In any event, de novo review does not mean that we may disregard the provisions of section 48-818, R. R. S. 1943. That statute provides the principle which is applicable to wage determinations. It requires comparison of teachers’ wages with teachers' wages, firefighters’ wages with firefighters’ wages, etc. We can determine only whether the Court of Industrial Relations applied the proper standard and whether there was evidence to support that it did.

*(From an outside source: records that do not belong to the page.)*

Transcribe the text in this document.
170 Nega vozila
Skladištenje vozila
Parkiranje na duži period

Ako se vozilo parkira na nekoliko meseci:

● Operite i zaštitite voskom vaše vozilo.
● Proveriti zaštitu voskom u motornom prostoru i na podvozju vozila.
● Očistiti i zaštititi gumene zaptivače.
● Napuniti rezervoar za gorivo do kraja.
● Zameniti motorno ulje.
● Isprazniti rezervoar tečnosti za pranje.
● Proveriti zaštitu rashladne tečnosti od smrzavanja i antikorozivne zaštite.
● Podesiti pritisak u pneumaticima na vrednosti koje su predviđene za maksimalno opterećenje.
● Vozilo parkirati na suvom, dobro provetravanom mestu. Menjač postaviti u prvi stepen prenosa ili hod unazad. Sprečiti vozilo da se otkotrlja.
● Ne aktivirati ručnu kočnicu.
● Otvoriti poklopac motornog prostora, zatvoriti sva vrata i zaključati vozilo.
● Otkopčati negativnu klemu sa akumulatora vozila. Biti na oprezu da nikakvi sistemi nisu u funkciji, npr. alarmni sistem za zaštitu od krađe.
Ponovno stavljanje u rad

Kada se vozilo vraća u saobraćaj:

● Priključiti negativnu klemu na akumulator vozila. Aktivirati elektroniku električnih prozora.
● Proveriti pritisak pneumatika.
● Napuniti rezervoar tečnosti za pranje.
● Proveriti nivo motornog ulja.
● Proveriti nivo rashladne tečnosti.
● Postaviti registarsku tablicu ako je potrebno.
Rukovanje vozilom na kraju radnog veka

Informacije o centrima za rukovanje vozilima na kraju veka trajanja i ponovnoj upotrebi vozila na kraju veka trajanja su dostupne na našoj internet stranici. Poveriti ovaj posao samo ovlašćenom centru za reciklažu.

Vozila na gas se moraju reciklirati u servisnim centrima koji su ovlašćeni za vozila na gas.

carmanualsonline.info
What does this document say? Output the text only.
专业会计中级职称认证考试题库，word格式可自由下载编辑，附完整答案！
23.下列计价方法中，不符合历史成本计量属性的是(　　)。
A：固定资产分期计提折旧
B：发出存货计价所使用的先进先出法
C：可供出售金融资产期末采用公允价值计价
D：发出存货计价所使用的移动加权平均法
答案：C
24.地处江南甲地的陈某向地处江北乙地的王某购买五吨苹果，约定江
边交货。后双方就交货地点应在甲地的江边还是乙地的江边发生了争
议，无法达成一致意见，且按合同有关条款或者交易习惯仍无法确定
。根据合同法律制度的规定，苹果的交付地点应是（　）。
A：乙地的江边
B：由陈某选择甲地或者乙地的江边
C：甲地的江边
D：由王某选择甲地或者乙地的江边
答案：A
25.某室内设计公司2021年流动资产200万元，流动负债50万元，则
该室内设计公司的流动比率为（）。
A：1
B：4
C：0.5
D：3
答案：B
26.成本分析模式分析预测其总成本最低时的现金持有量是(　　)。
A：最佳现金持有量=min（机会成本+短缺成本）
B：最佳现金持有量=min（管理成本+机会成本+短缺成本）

I am at a complete loss to understand the significance of the concurring opinion of McCown, J. If *193that opinion means that firefighters’ wages are to be fixed directly in the proportion that the population of Lincoln bears to the population of the other cities in the array, then again such a principle finds no support in the statutory standard. One need not be an economist to know and the evidence here demonstrates that firefighters’ salaries are not scaled in direct proportion to the population of the cities.
I would affirm the order of the Court of Industrial Relations insofar as the basic wage rate increase is concerned. In other respects I concur in the majority opinion.